As a kid growing up in Toronto, I spent a ton of time hanging upside down from the monkey bars in my backyard, skipping, playing wall ball and exploring the nearby ravine. (It was only two houses away but I always felt very adventurous when I played there.)
What I remember most about spring and summer was all the time I had for unstructured and unsupervised free play. During those hours, my brother and I figured stuff out for ourselves, whether it was practising a sport on our own, biking or playing under a favourite tree.
In retrospect I see how this was an extremely empowering, creative and important thing for us. We were able to do a lot of growing up during this “down time”.
Could we have done those things and learned the lessons we learned if our mom was watching from 20 feet away, eyeballing us and yelling “careful!” every few minutes?

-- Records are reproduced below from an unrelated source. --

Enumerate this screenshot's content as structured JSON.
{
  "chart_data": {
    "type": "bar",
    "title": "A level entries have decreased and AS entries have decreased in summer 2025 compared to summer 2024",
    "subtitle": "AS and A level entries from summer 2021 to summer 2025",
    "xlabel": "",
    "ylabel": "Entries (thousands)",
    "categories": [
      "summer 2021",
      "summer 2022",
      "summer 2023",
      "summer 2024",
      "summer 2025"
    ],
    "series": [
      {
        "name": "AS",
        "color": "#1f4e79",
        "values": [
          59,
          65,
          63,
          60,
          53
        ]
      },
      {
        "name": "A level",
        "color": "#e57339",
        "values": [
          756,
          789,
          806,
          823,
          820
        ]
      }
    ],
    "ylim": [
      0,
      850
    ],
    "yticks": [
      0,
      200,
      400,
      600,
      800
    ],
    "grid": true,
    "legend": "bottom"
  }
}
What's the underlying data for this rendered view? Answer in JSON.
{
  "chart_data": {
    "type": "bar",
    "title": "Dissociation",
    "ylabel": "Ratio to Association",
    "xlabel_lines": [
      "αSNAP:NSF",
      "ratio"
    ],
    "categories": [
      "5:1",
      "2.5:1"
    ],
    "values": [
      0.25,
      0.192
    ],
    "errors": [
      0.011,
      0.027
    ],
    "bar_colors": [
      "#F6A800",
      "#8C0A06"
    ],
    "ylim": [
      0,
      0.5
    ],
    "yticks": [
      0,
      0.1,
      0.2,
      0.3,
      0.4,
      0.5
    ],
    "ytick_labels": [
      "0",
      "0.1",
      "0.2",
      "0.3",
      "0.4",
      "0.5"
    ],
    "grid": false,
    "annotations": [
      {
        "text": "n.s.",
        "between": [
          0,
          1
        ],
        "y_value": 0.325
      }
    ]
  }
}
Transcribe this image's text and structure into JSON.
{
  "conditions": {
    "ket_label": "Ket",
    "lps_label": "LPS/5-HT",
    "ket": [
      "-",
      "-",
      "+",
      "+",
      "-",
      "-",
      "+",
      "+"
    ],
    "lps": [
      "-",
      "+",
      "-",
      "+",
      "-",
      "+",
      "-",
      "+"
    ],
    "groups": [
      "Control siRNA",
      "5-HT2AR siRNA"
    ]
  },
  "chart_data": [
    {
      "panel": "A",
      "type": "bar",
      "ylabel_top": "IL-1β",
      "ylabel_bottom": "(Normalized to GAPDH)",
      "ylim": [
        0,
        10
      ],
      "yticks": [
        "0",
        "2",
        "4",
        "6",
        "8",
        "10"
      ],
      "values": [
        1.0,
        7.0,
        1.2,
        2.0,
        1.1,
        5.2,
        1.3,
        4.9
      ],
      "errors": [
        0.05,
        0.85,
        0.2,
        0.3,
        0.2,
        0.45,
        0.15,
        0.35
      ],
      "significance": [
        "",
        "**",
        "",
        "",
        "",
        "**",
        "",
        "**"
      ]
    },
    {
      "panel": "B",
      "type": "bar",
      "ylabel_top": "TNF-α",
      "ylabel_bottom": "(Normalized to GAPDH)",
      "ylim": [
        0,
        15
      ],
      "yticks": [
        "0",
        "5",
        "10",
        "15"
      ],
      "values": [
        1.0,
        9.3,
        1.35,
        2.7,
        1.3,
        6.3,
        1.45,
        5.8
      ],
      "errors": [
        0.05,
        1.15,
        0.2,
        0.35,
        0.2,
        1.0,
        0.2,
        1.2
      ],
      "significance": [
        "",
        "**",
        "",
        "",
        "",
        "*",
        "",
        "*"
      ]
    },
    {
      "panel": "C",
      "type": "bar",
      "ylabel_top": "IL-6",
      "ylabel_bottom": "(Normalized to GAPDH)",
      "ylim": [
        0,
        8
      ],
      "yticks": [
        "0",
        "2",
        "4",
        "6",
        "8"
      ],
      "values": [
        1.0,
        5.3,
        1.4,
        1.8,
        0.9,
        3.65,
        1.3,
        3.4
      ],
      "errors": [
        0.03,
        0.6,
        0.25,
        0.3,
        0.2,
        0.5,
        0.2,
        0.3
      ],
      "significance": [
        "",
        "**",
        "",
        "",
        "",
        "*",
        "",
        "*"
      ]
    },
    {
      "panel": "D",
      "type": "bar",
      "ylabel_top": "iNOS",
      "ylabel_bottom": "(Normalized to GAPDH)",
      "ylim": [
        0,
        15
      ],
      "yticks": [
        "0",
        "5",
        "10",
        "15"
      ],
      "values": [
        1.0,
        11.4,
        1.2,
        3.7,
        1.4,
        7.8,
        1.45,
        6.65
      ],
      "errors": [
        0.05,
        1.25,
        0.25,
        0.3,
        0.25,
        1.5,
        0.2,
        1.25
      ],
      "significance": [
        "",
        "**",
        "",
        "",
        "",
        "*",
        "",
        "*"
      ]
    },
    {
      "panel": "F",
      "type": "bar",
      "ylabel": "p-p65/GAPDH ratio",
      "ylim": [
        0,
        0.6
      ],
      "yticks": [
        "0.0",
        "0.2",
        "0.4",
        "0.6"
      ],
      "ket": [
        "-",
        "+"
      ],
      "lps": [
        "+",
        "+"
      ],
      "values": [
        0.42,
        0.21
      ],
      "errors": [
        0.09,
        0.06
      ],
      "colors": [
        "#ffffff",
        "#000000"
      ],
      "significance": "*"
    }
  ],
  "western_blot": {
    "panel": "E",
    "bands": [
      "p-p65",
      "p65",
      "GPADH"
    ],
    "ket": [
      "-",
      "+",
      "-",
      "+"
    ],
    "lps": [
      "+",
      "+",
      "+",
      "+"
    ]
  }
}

We know kids need time to themselves to make mistakes without adults coaching and correcting them. Yet living in the city today, it doesn’t feel right to just send them out the door. It’s hard not to worry about their safety. Consequently, today’s kids don’t experience the freedom in play that we had.
Maybe this is why little kids are so drawn to the Max and Ruby cartoon characters. With the parents only ever seen in a photograph hanging on the wall, those little bunnies (who are 7 and 3 years old, for the record) are basically on their own.
Their independence is thrilling and a little nerve-wracking. Just when it appears they’re over their heads, in swoops Grandma, a non-judgmental but steady adult, ready to alleviate the burden of too much responsibility.
That’s great for Max and Ruby and their parents clearly save a lot of money in childcare. In real life, my husband and I struggle to strike that balance between giving our kids some autonomy and keeping them safe.
But we can see they are starting to want to spread their wings more. So my goal for this summer is to loosen the reins a little. I’m going to do my best to give them more solo time and space without compromising our concerns for their security and safety.
The plan is to start by identifying small opportunities for outdoor independence. Don’t ask me what these will be but I’ll have my eyes open and will be looking out for them.
No, they won’t be allowed to travel the same radius from home that we did in the seventies. However, I’m hoping we can give them enough space and freedom that they can develop confidence and skills without us pulling a Max and Ruby-like parental vanishing act.
How much unsupervised space and freedom do you think kids should be given in city spaces? What are the limits? The dangers? The payoffs?